– Какая разница? Это твой сын! Как ты так можешь?

– Если бы ты не устроила истерику, никакого приступа не было бы, – Дима взял стакан, налил воды и протянул Сереже.

Ребенок попытался взять стакан, но руки сковало судорогой. Я схватила стакан и поднесла его к губам сына.

– Вот, сыночек, прими успокоительное. Сейчас будет легче, милый.

Дима, как истукан, стоял рядом. И его губы сомкнулись в тонкую упрямую нить. У него тоже был приступ. Только не боли, а упрямства.

– Уйди, пожалуйста, – прошептала я. – Просто уйди, Дима.

– Да в кайф! Видеть не могу, когда он исполняет! – Дима вышел из кухни.

Я обняла Сережу, усадила на колени и начала тихонечко раскачиваться. Сыночек постепенно успокоился в моих руках. Никому мы не нужны, кроме друг друга. Никто нам не поможет. Я обвела взглядом уютную и обжитую кухню. Утром я зашла сюда замужней женщиной. А выйду одинокой. Дима еще со мной. Но его уже нет. Он где-то далеко, в чужой жизни, у чужой женщины.

– Давай, сыночек, отведу тебя в постель. Полежишь сегодня, отдохнешь, – я поцеловала теплый висок с тонкой кожей, под которой билась голубая жилочка.

– Не хочу, – покачал головой Сережа. –Сегодня контрольная. Потом придется одному писать. Мне уже лучше, мам, – он обнял меня за шею и прижался щекой к моему лицу.

Вот он, мой любимый мужчина. За одно такое прикосновение можно все отдать. Ничего, мы справимся. Мы сильные. Словно читая мои мысли, Серёжа прошептал:

– Мы с тобой супергерои. Я нарисую комикс о нас. Продадим за миллион и уедем, куда захотим.

– Только не рисуй меня в синих трико, ладно, сынок? Пожалуйста!

– Хорошо, – улыбнулся он. – У тебя будут белые трико.

– Боже упаси! Белый маркий и полнит!

– Мам, ну ты же идеальная супер-женщина! Тебе все идет. И потом кровь врагов сама стечет с трико, потому что они из такого супергеройского материала, который не нужно стирать. Он сам не пачкается.

– Ну ладно, если стирать не нужно, тогда можно и белые.
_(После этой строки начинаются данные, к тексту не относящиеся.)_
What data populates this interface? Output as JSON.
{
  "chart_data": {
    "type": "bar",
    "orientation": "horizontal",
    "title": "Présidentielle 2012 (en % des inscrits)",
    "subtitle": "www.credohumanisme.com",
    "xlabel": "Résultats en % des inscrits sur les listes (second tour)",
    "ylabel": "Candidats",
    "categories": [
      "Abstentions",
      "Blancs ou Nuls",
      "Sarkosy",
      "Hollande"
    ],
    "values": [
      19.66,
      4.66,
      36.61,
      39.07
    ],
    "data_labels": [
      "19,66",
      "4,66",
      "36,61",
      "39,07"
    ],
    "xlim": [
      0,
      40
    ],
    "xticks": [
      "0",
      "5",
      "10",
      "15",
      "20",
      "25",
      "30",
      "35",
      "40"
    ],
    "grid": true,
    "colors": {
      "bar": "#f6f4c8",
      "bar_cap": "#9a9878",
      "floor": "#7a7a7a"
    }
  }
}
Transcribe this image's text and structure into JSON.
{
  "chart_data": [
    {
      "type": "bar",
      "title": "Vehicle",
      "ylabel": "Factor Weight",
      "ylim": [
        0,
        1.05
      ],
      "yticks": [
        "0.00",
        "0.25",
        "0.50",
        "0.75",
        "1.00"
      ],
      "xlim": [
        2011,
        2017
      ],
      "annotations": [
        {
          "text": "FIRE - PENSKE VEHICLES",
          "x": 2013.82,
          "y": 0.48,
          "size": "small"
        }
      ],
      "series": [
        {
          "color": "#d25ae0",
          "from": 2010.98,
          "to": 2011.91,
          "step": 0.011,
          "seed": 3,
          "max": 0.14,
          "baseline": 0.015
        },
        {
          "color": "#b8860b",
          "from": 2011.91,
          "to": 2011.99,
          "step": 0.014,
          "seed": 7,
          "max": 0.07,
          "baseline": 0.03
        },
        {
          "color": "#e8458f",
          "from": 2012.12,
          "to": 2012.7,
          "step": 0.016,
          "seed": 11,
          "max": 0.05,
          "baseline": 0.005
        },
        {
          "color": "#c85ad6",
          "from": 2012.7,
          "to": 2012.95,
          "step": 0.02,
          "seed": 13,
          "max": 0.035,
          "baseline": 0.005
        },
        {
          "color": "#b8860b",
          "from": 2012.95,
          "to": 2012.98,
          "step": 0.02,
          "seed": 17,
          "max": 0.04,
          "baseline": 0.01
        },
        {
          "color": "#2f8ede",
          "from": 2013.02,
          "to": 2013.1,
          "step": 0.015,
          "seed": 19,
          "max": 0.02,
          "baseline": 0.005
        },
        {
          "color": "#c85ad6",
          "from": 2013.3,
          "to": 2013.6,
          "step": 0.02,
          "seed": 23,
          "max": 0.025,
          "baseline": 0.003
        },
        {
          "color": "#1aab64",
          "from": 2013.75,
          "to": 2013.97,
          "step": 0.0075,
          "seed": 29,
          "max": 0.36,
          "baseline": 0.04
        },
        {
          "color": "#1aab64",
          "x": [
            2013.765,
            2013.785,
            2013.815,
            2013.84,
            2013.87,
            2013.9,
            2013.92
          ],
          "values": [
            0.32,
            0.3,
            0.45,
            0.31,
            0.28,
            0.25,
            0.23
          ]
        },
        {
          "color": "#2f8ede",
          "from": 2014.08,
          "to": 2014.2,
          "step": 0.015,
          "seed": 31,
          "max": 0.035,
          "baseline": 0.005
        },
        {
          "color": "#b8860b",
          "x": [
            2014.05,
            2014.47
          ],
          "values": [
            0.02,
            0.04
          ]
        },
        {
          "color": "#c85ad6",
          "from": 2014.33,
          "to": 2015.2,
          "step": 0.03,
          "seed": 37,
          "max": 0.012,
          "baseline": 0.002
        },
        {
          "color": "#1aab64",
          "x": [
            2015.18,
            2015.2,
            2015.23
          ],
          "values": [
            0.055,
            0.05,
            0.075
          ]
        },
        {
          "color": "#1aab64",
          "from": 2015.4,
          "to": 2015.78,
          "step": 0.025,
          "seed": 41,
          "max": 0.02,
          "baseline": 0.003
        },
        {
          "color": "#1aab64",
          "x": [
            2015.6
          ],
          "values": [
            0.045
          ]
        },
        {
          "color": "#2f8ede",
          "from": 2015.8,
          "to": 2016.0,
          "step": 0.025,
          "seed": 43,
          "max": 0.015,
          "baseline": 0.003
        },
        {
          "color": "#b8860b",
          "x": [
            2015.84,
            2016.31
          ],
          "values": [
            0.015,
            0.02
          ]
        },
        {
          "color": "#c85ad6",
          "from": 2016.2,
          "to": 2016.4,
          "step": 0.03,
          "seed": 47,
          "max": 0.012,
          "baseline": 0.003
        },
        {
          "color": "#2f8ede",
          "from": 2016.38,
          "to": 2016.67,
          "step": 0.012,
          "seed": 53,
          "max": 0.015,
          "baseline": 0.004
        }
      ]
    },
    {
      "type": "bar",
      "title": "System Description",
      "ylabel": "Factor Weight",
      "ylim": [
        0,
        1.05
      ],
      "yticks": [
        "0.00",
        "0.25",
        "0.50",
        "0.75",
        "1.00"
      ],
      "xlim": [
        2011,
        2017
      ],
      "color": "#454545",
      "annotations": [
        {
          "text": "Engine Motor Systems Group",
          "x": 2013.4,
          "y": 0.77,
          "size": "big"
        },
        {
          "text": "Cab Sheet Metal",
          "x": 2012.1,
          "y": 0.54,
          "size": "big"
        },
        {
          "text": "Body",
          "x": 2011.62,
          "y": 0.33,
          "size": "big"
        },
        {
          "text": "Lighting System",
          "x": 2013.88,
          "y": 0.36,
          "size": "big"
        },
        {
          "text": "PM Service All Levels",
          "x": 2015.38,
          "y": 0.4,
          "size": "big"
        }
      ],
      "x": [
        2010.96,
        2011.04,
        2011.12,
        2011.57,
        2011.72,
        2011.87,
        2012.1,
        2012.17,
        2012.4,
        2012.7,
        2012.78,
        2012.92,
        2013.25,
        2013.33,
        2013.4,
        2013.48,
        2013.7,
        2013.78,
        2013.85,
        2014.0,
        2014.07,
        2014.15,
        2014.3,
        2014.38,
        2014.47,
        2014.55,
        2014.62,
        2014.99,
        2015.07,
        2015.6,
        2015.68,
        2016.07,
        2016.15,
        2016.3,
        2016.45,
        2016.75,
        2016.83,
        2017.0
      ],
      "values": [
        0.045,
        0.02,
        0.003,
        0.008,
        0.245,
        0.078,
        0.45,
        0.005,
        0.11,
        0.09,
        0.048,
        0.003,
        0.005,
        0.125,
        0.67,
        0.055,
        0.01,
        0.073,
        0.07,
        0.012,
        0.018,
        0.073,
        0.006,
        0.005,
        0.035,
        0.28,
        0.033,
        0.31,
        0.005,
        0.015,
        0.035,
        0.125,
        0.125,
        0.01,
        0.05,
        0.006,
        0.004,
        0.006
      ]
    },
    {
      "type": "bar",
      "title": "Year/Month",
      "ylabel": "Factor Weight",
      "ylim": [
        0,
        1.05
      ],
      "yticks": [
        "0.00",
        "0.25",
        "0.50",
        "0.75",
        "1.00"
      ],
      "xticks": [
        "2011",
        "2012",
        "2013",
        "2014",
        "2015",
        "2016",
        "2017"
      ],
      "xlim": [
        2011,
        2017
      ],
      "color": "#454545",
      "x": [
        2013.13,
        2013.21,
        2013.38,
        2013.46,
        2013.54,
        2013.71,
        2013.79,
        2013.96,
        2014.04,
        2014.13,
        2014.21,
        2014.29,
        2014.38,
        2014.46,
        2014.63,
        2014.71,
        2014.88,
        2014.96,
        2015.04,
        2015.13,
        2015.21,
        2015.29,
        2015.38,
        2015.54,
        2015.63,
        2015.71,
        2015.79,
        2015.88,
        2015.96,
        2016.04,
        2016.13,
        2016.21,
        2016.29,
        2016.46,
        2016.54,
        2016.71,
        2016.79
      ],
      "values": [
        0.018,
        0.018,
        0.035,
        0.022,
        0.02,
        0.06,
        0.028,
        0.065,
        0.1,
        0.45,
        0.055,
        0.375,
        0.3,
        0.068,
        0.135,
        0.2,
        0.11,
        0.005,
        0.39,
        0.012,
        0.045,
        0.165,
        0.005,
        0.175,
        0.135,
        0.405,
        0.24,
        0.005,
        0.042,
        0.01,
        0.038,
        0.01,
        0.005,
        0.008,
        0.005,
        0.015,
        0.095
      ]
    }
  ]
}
Я отвезла Сережу в школу и поехала в ателье. Не дай бог, если бы дизайнер Ульяна Сериенко, которой оно принадлежало, узнала бы, что мы между собой называем ателье ее супер-фэшн-бутик-студию дизайна. Она бы инфаркт получила. А я за годы работы в этом ателье так и не научилась выговаривать его полное название.

Моя бывшая начальница, Виолетта Соломоновна, встретила меня, как родную.

– Иди-ка обниму! – она сгребла меня и прижала к груди шестого размера.

Виолетта была высокой, полной, статной, с чёрными, как смоль, волосами, забранными в высокую причёску-ракушку. Ярко-красная помада была ее неизменной фишкой.

– Соломоновна, у меня тут мужское пальто, – я протянула ей пакет с пальто. – Очень дорогое. Зашить бы. Вчера случайно на него наступила.

– На мужчину наступила или на пальто? – уточнила Соломоновна, вытаскивая пальто из пакета.

– На пальто. Мужчина жив и здоров.

– Ну это понятно, – Виолетта встряхнула пальто. – С твоей комплекцией ему ничего не угрожает. И с дурными мозгами тоже. Если ты видишь такой дорогой шмот на мужике, таки наступи уже сразу на банковский счет, шобы мужик никуда не дернулся. Нечем наступить – ляг сверху, зажми костями и лежи, не двигаясь. Ты хоть представляешь, сколько это стоит? – она накинула пальто на плечи. – Ой, дуры вы все. Учишь вас, учишь, и никакого с вас цимеса и шкварок!

Я улыбнулась. Впервые за много дней.

– Рыба моя золотая, ты очень осунулась, – она внимательно разглядывала мое бледное лицо и опухшие от слез глаза. – Шо так все плохо? Конец света или налоговая?

– Не налоговая, Соломоновна. Хуже.

– Ой, вэй! Что может быть хуже?

– У моего мужа любовница, – прошептала я.